Numéro d'arrêt : 04BX01714
Numéro NOR : CETATEXT000017994114 ?
Identifiant URN:LEX : urn:lex;fr;cour.administrative.appel.bordeaux;arret;2007-02-22;04bx01714 ?

Texte :

Vu, enregistrée sous le n° 04BX01714 au greffe de la Cour le 1er octobre 2004 la requête présentée pour M. Boudjema X demeurant ... par Maître Ségolène Chenebit ; M. X demande à la Cour :

1°) d'annuler le jugement du 25 mai 2004 par lequel le Tribunal administratif de Bordeaux a rejeté sa demande d'annulation de la décision du 17 septembre 2002 par laquelle le préfet de la Gironde a refusé de lui attribuer l'allocation de reconnaissance instituée en faveur des anciens membres des formations supplétives ;

2°) d'annuler cette décision ;

………………………………………………………………………………………………

Vu les autres pièces produites et jointes au dossier ;

Vu l'ordonnance n° 62-825 du 21 juillet 1962 ;

Vu la loi n° 66-945 du 20 décembre 1966 ;

Vu la loi n° 87-549 du 16 juillet 1987 ;

Vu la loi n° 94-488 du 11 juin 1994 relative aux rapatriés, anciens membres des formations supplétives et assimilés ou victimes de la captivité en Algérie ;

Vu la loi de finances rectificative n° 99-1173 du 30 décembre 1999 ;

Vu le code de la nationalité française ;

Vu le code de justice administrative ;

Les parties ayant été régulièrement averties du jour de l'audience ;

Après avoir entendu au cours de l'audience publique du 25 janvier 2007,

- le rapport de M.Etienvre, rapporteur,

- et les conclusions de Mme Balzamo, commissaire du gouvernement ;

Considérant qu'aux termes de l'article 47 de la loi de finances rectificative n° 99-1173 du 30 décembre 1999 : « Une allocation de reconnaissance indexée (…) non réversible, sous condition d'âge, est instituée à compter du 1er janvier 1999 en faveur des personnes désignées par le premier alinéa de l'article 2 de la loi n° 94-488 du 11 juin 1994 », à savoir « les harkis, moghaznis et personnels des diverses formations supplétives ayant servi en Algérie, qui ont conservé la nationalité française en application de l'article 2 de l'ordonnance n° 62-825 du 21 juillet 1962 (…) et qui ont fixé leur domicile en France » ; qu'aux termes de l'article 1er de la loi n° 66-945 du 20 décembre 1966 : « L'article 2 de l'ordonnance n° 62-825 du 21 juillet 1962 relative à certaines dispositions concernant la nationalité française cesse d'être applicable à l'expiration d'un délai de trois mois suivant la publication de la présente loi.
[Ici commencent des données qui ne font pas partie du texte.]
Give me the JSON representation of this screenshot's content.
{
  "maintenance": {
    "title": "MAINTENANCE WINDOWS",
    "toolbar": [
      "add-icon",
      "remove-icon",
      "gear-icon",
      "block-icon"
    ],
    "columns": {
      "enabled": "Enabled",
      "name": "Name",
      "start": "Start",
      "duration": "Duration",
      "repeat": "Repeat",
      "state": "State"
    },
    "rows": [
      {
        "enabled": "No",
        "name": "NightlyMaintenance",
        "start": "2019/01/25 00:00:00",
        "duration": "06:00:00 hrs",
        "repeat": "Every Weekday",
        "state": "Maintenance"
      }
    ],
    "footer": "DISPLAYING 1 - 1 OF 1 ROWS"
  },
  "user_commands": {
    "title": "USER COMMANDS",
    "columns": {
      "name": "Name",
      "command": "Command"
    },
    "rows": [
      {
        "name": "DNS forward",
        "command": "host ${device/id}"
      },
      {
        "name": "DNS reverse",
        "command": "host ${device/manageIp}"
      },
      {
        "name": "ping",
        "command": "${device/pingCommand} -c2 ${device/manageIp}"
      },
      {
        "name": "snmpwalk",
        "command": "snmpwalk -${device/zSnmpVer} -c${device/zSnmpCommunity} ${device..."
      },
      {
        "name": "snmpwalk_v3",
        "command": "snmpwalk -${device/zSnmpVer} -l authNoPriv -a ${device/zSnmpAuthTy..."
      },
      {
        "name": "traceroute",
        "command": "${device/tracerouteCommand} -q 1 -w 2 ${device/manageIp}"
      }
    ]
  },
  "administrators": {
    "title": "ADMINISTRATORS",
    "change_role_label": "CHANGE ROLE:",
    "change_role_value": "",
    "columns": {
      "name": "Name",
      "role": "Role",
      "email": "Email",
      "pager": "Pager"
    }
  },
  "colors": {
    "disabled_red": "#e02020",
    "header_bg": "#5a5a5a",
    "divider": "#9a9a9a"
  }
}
Les personnes de statut civil de droit local originaires d'Algérie qui n'ont pas souscrit à cette date la déclaration prévue à l'article 152 du code de la nationalité française sont réputées avoir perdu la nationalité française au 1er janvier 1963 » ;

Considérant que si M. X soutient, pour contester le bien fondé de la décision attaquée, qu'il a conservé la nationalité française après le 1er janvier 1963, ni la carte nationale d'identité qui lui aurait été délivrée en 1961 ni la délivrance, en 1994, par les autorités françaises d'une carte d'ancien combattant ni les récompenses que l'Etat Français lui aurait attribuées pour faits de guerre ne sont de nature à établir qu'il a souscrit, dans le délai qui lui était imparti soit jusqu'au 21 mars 1967, la déclaration récognitive de nationalité française prévue par l'article 2 de l'ordonnance du 21 juillet 1962 ; qu'ayant ainsi perdu la nationalité française le 1er janvier 1963, M. X ne remplissait, dès lors, pas, à la date de la décision attaquée, l'une des conditions posée par la loi de finances rectificative du 30 décembre 1999 pour prétendre à l'allocation qu'il a sollicitée ; que la circonstance que M. X aurait dû être réintégré dans la nationalité française dès 1995 est en tout état de cause sans incidence sur la légalité de la décision attaquée ;

Considérant qu'il résulte de ce qui précède que M. X n'est pas fondé à soutenir que c'est à tort que, par le jugement attaqué, le Tribunal administratif de Bordeaux a rejeté sa demande ;

DECIDE :

Article 1er : La requête de M. Boudjema X est rejetée.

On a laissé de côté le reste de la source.